誰かが赤信号を渡ると、我も我もとそれに続く……みたいな。
ちっとも嬉しくない連鎖反応だ。
「……少々お待ちください。確認してきます」
どうして不慣れな新人なんかに、こんなにも需要があるのだろう。
不思議でならない。
げんなりしながら、僕は再びカウンターへと足を運ぶ。
「レオさん、今度は4卓でポッキー、雅さんと僕だそうです」
「ダメだ。断ってこい」
「え?」
「今日は俺かケイジか虎太郎が相手ならOK。
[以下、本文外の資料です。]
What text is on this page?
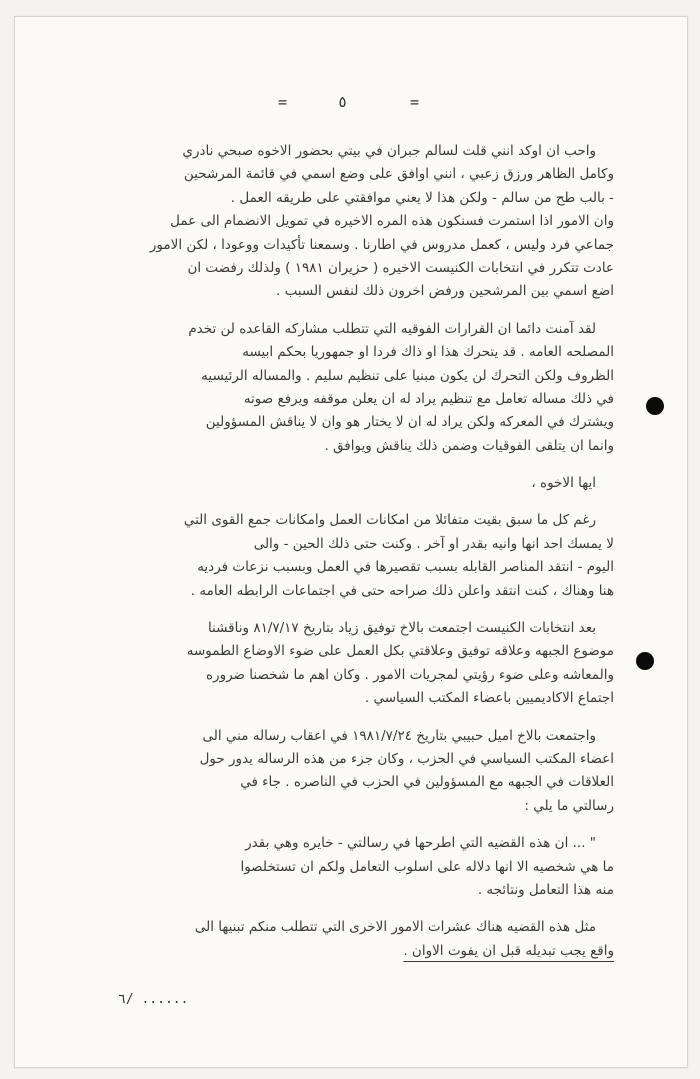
=	٥	=
واحب ان اوكد انني قلت لسالم جبران في بيتي بحضور الاخوه صبحي نادري
وكامل الظاهر ورزق زعبي ، انني اوافق على وضع اسمي في قائمة المرشحين
- بالب طح من سالم - ولكن هذا لا يعني موافقتي على طريقه العمل .
وان الامور اذا استمرت فسنكون هذه المره الاخيره في تمويل الانضمام الى عمل
جماعي فرد وليس ، كعمل مدروس في اطارنا . وسمعنا تأكيدات ووعودا ، لكن الامور
عادت تتكرر في انتخابات الكنيست الاخيره ( حزيران ١٩٨١ ) ولذلك رفضت ان
اضع اسمي بين المرشحين ورفض اخرون ذلك لنفس السبب .
لقد آمنت دائما ان القرارات الفوقيه التي تتطلب مشاركه القاعده لن تخدم
المصلحه العامه . قد يتحرك هذا او ذاك فردا او جمهوريا بحكم ابيسه
الظروف ولكن التحرك لن يكون مبنيا على تنظيم سليم . والمساله الرئيسيه
في ذلك مساله تعامل مع تنظيم يراد له ان يعلن موقفه ويرفع صوته
ويشترك في المعركه ولكن يراد له ان لا يختار هو وان لا يناقش المسؤولين
وانما ان يتلقى الفوقيات وضمن ذلك يناقش ويوافق .
ايها الاخوه ،
رغم كل ما سبق بقيت متفائلا من امكانات العمل وامكانات جمع القوى التي
لا يمسك احد انها وانيه بقدر او آخر . وكنت حتى ذلك الحين - والى
اليوم - انتقد المناصر القابله بسبب تقصيرها في العمل وبسبب نزعات فرديه
هنا وهناك ، كنت انتقد واعلن ذلك صراحه حتى في اجتماعات الرابطه العامه .
بعد انتخابات الكنيست اجتمعت بالاخ توفيق زياد بتاريخ ٨١/٧/١٧ وناقشنا
موضوع الجبهه وعلاقه توفيق وعلاقتي بكل العمل على ضوء الاوضاع الطموسه
والمعاشه وعلى ضوء رؤيتي لمجريات الامور . وكان اهم ما شخصنا ضروره
اجتماع الاكاديميين باعضاء المكتب السياسي .
واجتمعت بالاخ اميل حبيبي بتاريخ ١٩٨١/٧/٢٤ في اعقاب رساله مني الى
اعضاء المكتب السياسي في الحزب ، وكان جزء من هذه الرساله يدور حول
العلاقات في الجبهه مع المسؤولين في الحزب في الناصره . جاء في
رسالتي ما يلي :
" ... ان هذه القضيه التي اطرحها في رسالتي - خايره وهي بقدر
ما هي شخصيه الا انها دلاله على اسلوب التعامل ولكم ان تستخلصوا
منه هذا التعامل ونتائجه .
مثل هذه القضيه هناك عشرات الامور الاخرى التي تتطلب منكم تبنيها الى
واقع يجب تبديله قبل ان يفوت الاوان .
٦/ ......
他キャストとはダメだ」
レオさんがどういう理屈でそんなルールを決めたのか、全然分からない。
けれどまあ、オプション指名を回避できるのはラッキーだ。
手ぶらで4卓に戻って、お客さんに丁重にお断りすると、案の定ぶーぶー文句を言われてしまった。
「なんでぇ~⁉︎
鬼畜攻めの雅くんと、まだ腐海に染まってない受けのカプが、最高に尊いのにぃ!」
「すみません……」
「じゃあハルくん、誰とだったらできるの⁉︎」
「ええと、ケイジさんとレオさんと虎太郎さんならOKだそうです」
「紳士攻めとクール攻めと筋肉攻めの三択かぁ……。
じゃあ、レオくんとやって!」
書き換えられたオーダー内容に、ざあっと顔面から血の気が引いた。
必然的に、昨日の悪夢がよみがえる。
(レオさんが相手だったら、また実際にキスされちゃうじゃんっ!)
あの辱めをまた受けるくらいなら、今のうちにうまくごまかして、勝手に断ってしまおうか。
だけどうまいごまかし方って何だろう?
切羽詰まった僕の耳に、ふいにドアベルの音が届いた。
これは大チャンスだ。
新しい来客の応対を口実にして、オーダーをうやむやにしてしまおう。
不誠実なキャストだと思われてしまうかもしれないけれど、仕方がない。
「ごめんなさい、ちょっと失礼します!」
誰よりも早く出入り口に駆けつけた僕は、遠慮がちに開いているドアに手をかけ、ガバッと思い切り全開にする。
「いらっしゃいませ! 何名様です……か……」
ドアの向こうには、満面の笑みを浮かべる美羽ちゃんと、見知らぬイケメンが立っていた。